An Overview of the Execution of 3D Printed Sub-Scale Habitat on Mars (2020-03)¶

Since 3D printing of structures is expected to reduce construction time, material, cost, and energy, the building industry has come to realize the relevance and importance of digital design and additive construction, signaling a foothold in that regard and paving the way for much-needed advancement in the construction industry. Furthermore, the automation implied in 3D printing technology could introduce newfound applications; for example, it makes possible in-situ construction in harsh conditions on Earth and extraterrestrial environments such as Mars and the Moon prior to the arrival of human explorers. This paper presents the dynamic and interrelated processes of design and development of materials, systems, and architectural constructs on a single BIM platform, on which the architectural design of a habitat, the tool-path design, and assembling and coordination of information regarding multiple interrelated variables such as materials properties, structural behavior, systems’ transformation, costs, and logistics, can be systematically created, coordinated, managed, analyzed, and converged towards the common goal of automation in construction.
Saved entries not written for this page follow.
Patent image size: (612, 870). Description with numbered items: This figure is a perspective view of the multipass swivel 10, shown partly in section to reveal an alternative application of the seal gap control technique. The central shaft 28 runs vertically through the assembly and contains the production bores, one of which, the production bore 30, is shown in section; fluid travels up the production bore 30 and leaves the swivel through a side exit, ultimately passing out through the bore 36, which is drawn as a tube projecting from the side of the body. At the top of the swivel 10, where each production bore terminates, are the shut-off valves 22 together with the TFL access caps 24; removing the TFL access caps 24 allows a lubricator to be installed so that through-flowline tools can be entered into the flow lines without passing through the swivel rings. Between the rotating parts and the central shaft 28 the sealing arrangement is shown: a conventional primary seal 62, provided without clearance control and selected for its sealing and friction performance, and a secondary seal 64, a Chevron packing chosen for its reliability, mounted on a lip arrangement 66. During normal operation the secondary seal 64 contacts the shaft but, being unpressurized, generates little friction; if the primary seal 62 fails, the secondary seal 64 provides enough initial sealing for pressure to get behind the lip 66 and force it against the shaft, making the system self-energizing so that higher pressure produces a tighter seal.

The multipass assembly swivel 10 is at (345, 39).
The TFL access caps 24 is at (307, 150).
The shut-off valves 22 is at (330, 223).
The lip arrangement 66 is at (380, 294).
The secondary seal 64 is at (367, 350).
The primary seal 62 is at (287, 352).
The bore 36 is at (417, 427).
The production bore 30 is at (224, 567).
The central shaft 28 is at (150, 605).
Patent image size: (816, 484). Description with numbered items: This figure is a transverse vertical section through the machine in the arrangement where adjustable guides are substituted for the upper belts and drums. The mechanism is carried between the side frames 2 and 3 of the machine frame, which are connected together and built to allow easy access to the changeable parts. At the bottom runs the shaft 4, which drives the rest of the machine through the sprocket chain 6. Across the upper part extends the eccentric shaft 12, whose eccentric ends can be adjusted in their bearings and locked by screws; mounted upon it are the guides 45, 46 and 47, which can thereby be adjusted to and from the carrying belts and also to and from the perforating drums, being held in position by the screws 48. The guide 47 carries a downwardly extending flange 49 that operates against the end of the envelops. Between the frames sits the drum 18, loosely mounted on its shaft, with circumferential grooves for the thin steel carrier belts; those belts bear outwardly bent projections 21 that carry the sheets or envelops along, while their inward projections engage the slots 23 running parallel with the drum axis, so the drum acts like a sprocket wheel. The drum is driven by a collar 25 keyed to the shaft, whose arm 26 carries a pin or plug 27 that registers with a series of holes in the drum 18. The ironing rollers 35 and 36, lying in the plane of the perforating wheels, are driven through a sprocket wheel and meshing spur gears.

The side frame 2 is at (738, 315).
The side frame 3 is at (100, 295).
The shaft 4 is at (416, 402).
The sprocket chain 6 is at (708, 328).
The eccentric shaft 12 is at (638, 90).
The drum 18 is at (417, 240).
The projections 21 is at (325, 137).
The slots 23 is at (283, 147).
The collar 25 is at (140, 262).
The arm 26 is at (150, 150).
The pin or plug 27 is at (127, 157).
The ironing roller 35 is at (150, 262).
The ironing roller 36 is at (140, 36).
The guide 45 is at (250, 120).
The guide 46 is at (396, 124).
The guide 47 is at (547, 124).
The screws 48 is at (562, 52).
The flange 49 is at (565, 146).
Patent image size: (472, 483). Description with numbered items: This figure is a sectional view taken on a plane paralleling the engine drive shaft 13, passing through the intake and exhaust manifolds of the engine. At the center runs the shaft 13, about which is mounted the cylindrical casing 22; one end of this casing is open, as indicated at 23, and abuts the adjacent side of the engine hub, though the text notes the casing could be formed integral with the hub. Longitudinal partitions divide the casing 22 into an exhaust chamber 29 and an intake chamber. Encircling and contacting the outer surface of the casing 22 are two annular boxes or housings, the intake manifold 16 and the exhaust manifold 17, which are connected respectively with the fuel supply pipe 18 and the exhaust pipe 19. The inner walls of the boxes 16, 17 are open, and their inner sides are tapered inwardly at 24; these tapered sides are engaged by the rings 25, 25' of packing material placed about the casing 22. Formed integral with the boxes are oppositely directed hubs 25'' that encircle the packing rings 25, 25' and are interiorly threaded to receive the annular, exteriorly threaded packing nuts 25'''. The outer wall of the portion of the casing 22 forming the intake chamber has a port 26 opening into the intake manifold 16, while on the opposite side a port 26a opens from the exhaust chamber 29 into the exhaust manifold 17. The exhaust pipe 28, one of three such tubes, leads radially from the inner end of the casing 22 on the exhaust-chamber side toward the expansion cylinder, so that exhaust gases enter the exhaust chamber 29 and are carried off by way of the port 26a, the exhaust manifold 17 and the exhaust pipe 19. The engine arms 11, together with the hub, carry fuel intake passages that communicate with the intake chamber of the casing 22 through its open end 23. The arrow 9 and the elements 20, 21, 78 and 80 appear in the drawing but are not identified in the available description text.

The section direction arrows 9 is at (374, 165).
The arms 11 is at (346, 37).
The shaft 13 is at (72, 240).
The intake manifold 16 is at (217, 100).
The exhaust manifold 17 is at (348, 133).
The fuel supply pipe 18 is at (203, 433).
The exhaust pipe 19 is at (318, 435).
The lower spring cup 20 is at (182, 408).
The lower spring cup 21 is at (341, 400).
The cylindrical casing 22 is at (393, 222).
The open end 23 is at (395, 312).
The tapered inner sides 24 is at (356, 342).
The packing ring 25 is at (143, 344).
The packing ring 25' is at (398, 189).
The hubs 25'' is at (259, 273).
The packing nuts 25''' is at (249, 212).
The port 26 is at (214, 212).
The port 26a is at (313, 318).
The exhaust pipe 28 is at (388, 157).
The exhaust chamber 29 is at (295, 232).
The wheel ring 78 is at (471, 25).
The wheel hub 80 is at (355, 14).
Through this case study we review the attempts made by the interdisciplinary team of Penn State faculty and students to print a sub-scale habitat for Phase III–Level 3 of NASA’s 3D- Printed Habitat Challenge. NASA designed the multi-phase Challenge to catalyze research to advance the automated construction technology needed to create sustainable housing solutions for Earth and deep space habitats. As such, this paper presents a framework to quantitatively understand the benefits of and changes that AM will trigger in construction and logistics, rather than a focus on qualitative consequences in terms of the inevitable transformations it will trigger in architectural language and practice.